In order to visualise this better, I attempted to re-created the file in Falstad. I have very little faith that this is correct, but it seems to behave as I would expect. You can play with the circuit yourself here, if you spot anything wrong, please get in contact, I’ll make sure my customer relations team will take action within 3-5 business days.

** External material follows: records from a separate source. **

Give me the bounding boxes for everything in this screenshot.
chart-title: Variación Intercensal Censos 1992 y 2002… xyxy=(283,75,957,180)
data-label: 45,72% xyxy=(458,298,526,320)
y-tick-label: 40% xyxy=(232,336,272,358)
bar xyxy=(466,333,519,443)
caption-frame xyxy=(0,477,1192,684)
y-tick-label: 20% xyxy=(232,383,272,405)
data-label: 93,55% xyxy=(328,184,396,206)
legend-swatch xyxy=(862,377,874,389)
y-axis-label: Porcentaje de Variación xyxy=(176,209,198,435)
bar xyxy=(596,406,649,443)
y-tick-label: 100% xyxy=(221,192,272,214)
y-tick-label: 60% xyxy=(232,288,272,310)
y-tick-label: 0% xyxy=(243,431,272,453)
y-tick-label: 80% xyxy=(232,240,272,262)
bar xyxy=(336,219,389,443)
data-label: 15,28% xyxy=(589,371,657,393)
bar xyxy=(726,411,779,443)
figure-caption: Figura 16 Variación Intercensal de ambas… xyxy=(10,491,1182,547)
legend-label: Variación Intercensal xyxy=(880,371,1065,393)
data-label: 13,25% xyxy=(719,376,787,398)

So, we can expect the ’ticks’ to range from 0-5V from the encoder. The particularly astute readers will realise we have a problem, and it can be found right here. Our GPIO inputs into the pi are not 5V tolerant. This means we weill need to use a logic level converter to convert out signal from 5V to 3.3V in order to be useful. However, once we do that, our signal should easily read by the GPIO as a High/Low input, so we can move on from here.

Coding the encoders

Alright, let’s just pretend that both our encoders are working as intended, and we have everything wired up correctly (If you’re feeling extra daring, imagine that you wired it up correctly the first try). Now onto the fun part, writing the code to read the encoders. I stole most of this from the pigpio website, which lists a supposedly working program to read the inputs from an encoder here. You will want to grab the ‘Rotary Encoder’ file under the ‘pigpiod_if2 code’ section.

There are a number of differences between our use-cases, so a bit of sanding and duct-tape is required. If you are wanting write your own code to read the encoders, that link is what you will need. You will find everything you need in the example program, just make note of the fact that our encoder is single channel, while the example code has been written for a dual channel encoder.

I actually spent many hours trying to figure out a way to write about and document the code I had written to read from the encoders (I think more time than I actually spent writing the code). Unfortuanately, there simply wasn’t anything of interest, each attempt simply devolved into essentially ‘Here is the callback and here is how we define it’. Which, why bother doing that when I can just point you to the documentation for the callback we’re using. Don’t get me wrong, I’d love to waste your time, but I’d like to at least be novel about it, perhaps even entertaining.

And with that, I’m out of things to talk about. We will be moving on to light sensor bar next, and figuring out how best to interface to it.